While none of the information on the chip is encrypted, the chip does also
broadcast a digital signature that verifies the chip itself was created by
the government. Security experts said the U.S. government decided not to
encrypt the data because of the risks involved in sharing the method of
decryption with other countries.

RFID technology has been around for more than 60 years, but has only
recently become cheap enough to be adopted widely. E-Z Pass prepay toll
systems across the country run on RFIDs, pets and livestock around the
world have RFID implants, and businesses such as Wal-Mart plan to use the
tags to track their inventory.

But Electronic Frontier Foundation attorney Lee Tien argues that RFID
chips in passports are a "privacy horror" and would be even if the data
was encrypted.

"If 180 countries have access to the technology for reading this thing,
whether or not it is encrypted, from a security standpoint, that is a very
leaky system," Tien said. "Strictly from a technology standpoint, any
reader system, even with security, that was so widely deployed and
accessible to so many people worldwide will be subject to some very
interesting compromises."

Travel privacy expert Edward Hasbrouck argues that identity thieves are
not the only ones with an interest in recording the data remotely.
Commercial travel companies, including hotels, will capture the data to
create commercial dossiers when people check into hotels or exchange
currency in order to up-sell their customers, he argues.

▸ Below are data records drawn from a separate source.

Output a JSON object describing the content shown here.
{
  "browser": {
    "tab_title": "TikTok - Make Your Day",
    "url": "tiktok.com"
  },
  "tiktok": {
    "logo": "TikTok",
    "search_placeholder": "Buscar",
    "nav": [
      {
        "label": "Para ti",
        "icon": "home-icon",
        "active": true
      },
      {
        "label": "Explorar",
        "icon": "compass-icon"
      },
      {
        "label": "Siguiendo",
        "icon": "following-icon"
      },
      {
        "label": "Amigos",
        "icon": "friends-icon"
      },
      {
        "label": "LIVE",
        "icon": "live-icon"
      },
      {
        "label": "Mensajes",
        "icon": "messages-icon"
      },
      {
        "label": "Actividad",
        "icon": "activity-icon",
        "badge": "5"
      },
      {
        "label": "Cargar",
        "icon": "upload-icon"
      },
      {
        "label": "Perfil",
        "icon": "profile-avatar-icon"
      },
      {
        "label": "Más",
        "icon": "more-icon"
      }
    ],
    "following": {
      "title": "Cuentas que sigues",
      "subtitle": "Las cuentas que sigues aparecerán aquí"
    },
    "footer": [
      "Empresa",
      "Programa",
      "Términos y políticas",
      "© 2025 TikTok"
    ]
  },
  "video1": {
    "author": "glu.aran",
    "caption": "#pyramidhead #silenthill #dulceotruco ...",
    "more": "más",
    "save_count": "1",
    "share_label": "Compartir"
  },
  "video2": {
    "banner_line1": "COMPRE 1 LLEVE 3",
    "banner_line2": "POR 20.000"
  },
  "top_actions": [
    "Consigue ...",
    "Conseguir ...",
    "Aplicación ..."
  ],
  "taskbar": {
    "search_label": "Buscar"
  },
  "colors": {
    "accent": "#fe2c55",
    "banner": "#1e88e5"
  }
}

While there are no laws in the United States prohibiting anyone from
snooping on someone's passport data, Roy Want, an RFID expert who works as
a principal engineer for Intel Research, thinks that the possibility of
identity theft is overblown.

"It is actually quite hard to read RFID at a distance," said Want.

A person's keys, bag and body interfere with the radio waves, and the type
of RFID chip being used requires readers equipped with very large -- and
obvious -- coils to capture the data, according to Want.

Still, he concedes that a determined snooper could create a snooping system.

"In principle someone could rig up a reader, perhaps in a doorway you are
forcing people to go through. You could read some of these tags some of
the time," Want said.

But Want thinks that overall the chips will help cut down on passport fraud.

"The problem with security is there is always a possibility of attack,"
Want said. "RFIDs are not going to solve the problem of passport forgery,
but people who know about printing are not going to learn about RFIDs."